As stated above, neither party may know whether there is a dispute regarding an interpretation of a policy provision or procedure until the arbitrator has applied the policy provision or procedure to the factual determinations. The second requestor believes that section 20(a)(l)(ii) of the Basic Provisions was specifically created to handle situations where the parties originally agree on the policy provisions but later learn the arbitrator misinterpreted or inappropriately applied the policy provisions or procedures to the factual determinations.

The second requestor believes an arbitrator is required to properly interpret and apply the policy provisions and procedures for determining whether a policyholder satisfied the requirements for prevented planting coverage.

The second requestor believes the arbitrator is allowed to make factual determinations but also must properly interpret and apply the policy provisions and procedures when applying the factual determinations in making the award. A dispute as to interpretation and application exist where the arbitrator fails to properly interpret and apply the policy provisions and procedures and nullification is appropriate.

Final Agency Determination
FCIC agrees with both requestors that an arbitrator has the authority to make factual determinations in arbitration. In accordance with the Federal Crop Insurance Act, regulations and policy provisions, it is FCIC’s responsibility to interpret statute, regulations, policy provisions or procedures. It is the responsibility of the arbitrator to apply those interpretations to the facts of the case. FCIC agrees with the first requestor that FCIC does not consider any factual situation, and will not do so here, when issuing a FAD. FCIC provides a neutral, unbiased interpretation of provisions of statute, regulation, policy or procedures.

FCIC also agrees with the second requestor that the arbitrator is bound to apply the Act and published regulations correctly when it renders an arbitration award. Therefore, the arbitrator, in making a factual determination about a specific case, is required to apply the policy and procedural provisions in accordance with FCIC’s interpretation. FCIC-issued FADs that are applied during a(n) mediation, arbitration, and litigation proceeding are not specific to any one case but rather are generally applicable to all program participants. Any factual application of a FAD to a policyholder’s situation or case is the responsibility of the arbitrator during the arbitration hearing.

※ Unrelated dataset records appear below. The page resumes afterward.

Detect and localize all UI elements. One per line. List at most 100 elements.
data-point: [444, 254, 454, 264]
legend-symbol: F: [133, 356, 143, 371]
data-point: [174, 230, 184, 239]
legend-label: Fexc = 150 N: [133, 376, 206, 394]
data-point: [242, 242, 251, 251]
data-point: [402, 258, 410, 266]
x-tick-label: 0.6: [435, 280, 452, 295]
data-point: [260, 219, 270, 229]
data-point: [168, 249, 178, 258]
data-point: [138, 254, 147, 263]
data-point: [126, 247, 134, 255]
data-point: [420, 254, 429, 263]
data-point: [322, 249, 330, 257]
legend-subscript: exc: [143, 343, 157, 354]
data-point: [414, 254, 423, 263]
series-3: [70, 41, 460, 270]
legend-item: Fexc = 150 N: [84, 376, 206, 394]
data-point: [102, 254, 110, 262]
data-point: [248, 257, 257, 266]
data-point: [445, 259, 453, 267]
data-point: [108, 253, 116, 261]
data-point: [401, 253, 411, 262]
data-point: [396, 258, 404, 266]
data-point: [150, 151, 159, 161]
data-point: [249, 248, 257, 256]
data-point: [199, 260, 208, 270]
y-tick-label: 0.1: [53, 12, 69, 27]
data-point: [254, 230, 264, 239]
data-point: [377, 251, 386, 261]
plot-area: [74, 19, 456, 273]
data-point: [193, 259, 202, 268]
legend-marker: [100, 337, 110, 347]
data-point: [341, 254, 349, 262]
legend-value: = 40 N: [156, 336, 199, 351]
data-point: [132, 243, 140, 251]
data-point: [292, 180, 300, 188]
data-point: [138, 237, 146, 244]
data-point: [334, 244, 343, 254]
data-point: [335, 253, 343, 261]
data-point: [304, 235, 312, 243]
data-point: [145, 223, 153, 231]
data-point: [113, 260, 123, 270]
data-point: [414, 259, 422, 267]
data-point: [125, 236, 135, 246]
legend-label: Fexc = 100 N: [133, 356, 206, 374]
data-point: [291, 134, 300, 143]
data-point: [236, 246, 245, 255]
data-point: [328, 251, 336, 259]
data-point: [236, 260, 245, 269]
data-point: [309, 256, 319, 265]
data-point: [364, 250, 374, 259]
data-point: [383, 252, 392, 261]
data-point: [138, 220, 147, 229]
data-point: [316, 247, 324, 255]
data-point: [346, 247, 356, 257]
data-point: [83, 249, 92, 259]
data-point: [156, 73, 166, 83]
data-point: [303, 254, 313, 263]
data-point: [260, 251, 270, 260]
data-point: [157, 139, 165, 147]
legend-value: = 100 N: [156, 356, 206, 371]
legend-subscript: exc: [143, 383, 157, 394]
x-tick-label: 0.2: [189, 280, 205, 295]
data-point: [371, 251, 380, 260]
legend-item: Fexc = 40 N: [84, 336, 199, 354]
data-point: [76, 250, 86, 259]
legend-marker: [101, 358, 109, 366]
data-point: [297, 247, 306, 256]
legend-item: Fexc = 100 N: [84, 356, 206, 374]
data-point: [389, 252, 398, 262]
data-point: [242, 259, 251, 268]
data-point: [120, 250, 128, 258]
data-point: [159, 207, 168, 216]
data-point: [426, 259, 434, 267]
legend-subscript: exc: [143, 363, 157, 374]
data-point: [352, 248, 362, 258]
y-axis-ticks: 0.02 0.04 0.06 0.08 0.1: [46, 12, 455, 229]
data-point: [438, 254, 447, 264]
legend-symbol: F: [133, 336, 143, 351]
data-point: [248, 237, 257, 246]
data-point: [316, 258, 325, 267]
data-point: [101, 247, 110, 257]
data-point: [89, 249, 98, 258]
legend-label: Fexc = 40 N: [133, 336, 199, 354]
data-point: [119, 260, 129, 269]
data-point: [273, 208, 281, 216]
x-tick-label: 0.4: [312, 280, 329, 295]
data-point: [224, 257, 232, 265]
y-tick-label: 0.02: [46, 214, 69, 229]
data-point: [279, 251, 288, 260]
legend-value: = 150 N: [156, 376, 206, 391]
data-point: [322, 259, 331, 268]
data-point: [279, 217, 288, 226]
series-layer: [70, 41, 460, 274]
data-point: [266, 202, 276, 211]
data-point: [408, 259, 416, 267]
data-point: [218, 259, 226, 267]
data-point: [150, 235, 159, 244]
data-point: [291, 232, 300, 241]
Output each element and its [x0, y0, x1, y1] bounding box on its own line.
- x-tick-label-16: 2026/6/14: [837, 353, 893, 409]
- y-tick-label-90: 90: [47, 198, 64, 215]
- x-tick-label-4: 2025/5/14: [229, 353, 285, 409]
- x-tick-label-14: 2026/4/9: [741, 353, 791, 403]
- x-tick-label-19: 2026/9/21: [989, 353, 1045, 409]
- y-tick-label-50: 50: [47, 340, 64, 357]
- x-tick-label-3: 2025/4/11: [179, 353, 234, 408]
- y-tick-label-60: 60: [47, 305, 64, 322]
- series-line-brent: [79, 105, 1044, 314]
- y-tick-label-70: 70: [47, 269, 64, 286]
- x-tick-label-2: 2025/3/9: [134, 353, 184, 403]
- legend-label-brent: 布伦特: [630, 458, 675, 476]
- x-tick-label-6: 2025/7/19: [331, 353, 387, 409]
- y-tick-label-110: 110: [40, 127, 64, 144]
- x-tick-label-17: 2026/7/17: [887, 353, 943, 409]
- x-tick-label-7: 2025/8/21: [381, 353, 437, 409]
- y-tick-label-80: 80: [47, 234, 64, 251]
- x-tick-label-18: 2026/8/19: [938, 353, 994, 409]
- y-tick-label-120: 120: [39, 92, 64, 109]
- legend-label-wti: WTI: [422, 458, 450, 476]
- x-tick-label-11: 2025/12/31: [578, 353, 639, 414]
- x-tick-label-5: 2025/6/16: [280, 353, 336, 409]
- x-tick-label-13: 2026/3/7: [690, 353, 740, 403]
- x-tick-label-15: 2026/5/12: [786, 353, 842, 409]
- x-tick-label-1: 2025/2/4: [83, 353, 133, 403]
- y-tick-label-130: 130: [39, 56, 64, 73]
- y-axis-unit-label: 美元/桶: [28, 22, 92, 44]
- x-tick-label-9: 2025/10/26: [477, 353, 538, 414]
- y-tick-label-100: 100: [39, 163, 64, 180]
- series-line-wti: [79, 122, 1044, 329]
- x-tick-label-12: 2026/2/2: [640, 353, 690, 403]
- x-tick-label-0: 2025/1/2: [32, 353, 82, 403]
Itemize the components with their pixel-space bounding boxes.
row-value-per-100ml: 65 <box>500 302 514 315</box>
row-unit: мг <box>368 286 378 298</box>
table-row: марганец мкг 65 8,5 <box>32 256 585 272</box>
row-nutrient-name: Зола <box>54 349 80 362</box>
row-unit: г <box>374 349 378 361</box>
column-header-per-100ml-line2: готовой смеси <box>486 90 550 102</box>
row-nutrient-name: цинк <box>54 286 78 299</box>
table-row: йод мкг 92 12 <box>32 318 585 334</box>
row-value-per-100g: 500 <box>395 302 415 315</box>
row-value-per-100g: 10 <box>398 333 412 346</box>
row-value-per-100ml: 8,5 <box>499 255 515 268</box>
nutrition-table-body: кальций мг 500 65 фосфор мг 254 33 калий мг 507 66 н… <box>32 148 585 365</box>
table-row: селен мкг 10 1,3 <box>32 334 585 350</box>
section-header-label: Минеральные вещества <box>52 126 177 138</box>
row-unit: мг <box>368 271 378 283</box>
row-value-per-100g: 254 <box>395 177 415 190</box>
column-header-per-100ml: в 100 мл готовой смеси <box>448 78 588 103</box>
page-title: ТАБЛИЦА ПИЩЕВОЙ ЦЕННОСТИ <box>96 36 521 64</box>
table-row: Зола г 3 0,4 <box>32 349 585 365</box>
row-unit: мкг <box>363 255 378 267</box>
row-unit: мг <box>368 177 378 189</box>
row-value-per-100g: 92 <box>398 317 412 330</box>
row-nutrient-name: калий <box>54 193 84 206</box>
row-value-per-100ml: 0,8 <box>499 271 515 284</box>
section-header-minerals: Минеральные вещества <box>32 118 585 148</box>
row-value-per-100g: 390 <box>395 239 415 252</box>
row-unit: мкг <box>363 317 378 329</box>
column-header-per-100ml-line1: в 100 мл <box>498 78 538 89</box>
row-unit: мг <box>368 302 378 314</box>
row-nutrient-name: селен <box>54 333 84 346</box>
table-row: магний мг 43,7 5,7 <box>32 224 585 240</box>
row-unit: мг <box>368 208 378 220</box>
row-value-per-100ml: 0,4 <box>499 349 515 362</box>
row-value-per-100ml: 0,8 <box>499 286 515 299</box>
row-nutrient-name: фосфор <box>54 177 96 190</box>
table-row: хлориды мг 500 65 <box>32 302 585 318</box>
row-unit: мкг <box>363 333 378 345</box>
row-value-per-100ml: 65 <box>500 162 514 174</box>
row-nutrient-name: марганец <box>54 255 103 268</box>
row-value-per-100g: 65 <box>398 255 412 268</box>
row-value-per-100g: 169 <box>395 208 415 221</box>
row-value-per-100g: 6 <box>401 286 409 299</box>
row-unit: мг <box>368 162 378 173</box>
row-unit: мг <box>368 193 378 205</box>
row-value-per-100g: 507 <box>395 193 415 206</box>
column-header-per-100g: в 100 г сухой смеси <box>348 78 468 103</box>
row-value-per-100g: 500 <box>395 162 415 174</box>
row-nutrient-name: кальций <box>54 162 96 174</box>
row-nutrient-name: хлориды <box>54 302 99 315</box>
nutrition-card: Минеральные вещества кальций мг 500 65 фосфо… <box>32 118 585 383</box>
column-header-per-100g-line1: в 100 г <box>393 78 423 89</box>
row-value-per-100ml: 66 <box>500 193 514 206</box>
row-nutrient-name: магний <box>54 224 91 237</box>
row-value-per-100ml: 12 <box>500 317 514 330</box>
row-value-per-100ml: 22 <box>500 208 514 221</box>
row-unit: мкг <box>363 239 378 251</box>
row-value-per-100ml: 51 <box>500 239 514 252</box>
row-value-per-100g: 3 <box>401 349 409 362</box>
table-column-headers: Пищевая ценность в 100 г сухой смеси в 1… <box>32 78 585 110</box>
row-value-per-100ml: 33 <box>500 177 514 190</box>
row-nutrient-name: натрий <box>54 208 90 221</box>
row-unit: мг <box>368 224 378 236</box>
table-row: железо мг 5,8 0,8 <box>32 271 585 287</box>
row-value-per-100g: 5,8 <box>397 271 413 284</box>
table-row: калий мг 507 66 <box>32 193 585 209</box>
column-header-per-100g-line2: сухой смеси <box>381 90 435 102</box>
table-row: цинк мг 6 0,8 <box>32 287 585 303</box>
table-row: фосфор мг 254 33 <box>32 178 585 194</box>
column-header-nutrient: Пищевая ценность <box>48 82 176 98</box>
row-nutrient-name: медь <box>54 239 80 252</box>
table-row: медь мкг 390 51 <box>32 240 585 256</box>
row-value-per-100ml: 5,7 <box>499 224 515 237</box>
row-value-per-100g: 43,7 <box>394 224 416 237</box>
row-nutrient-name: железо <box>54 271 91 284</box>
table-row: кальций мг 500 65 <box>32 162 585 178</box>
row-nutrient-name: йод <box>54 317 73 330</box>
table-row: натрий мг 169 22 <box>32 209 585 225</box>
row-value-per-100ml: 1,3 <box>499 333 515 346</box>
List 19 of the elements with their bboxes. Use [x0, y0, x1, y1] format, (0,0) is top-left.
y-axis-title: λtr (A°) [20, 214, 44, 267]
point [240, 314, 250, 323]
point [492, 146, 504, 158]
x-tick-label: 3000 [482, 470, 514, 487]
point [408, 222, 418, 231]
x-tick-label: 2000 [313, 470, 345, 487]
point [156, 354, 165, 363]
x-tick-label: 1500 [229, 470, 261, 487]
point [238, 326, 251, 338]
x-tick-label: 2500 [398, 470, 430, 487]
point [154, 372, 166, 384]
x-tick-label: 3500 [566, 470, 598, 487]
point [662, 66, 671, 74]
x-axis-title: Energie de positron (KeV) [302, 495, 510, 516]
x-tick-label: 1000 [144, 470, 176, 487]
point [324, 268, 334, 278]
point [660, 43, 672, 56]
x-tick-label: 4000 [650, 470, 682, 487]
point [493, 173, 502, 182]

FCIC also agrees with the second requestor that although the arbitrator may make a factual determination, it also must properly apply the policy or procedural provisions in granting the award. Further, if there is a material dispute regarding an interpretation of the policy or procedure, a FAD must be obtained from FCIC. FCIC agrees with the second requestor that such a dispute may arise after the arbitration award has been rendered. In such case, either of the parties may seek a FAD for the provision at issue. Once the FAD is issued, the arbitration award must be reviewed to determine if it is consistent with the FAD. If it is not consistent, the arbitration award must be nullified if it is determined that the inconsistency materially affected the award. In that case a new award must be issued by the arbitrator applying the issued FAD.

Under 7 CFR § 400.768 FCIC will not interpret any specific factual situation or case, such as the actions of the insured, AIP, agent, loss adjuster, arbitrator, mediator, judge, or magistrate under the provisions. Thus, this interpretation does not include any analysis of whether the policyholder, AIP, or arbitrator were in conformance with the statute, policy provisions, or procedures cited above.

In accordance with 7 C.F.R. § 400.765(c), this Final Agency Determination is binding on all participants in the Federal crop insurance program for the crop years the policy provisions are in effect. Any appeal of this decision must be in accordance with 7 C.F.R. § 400.768(g).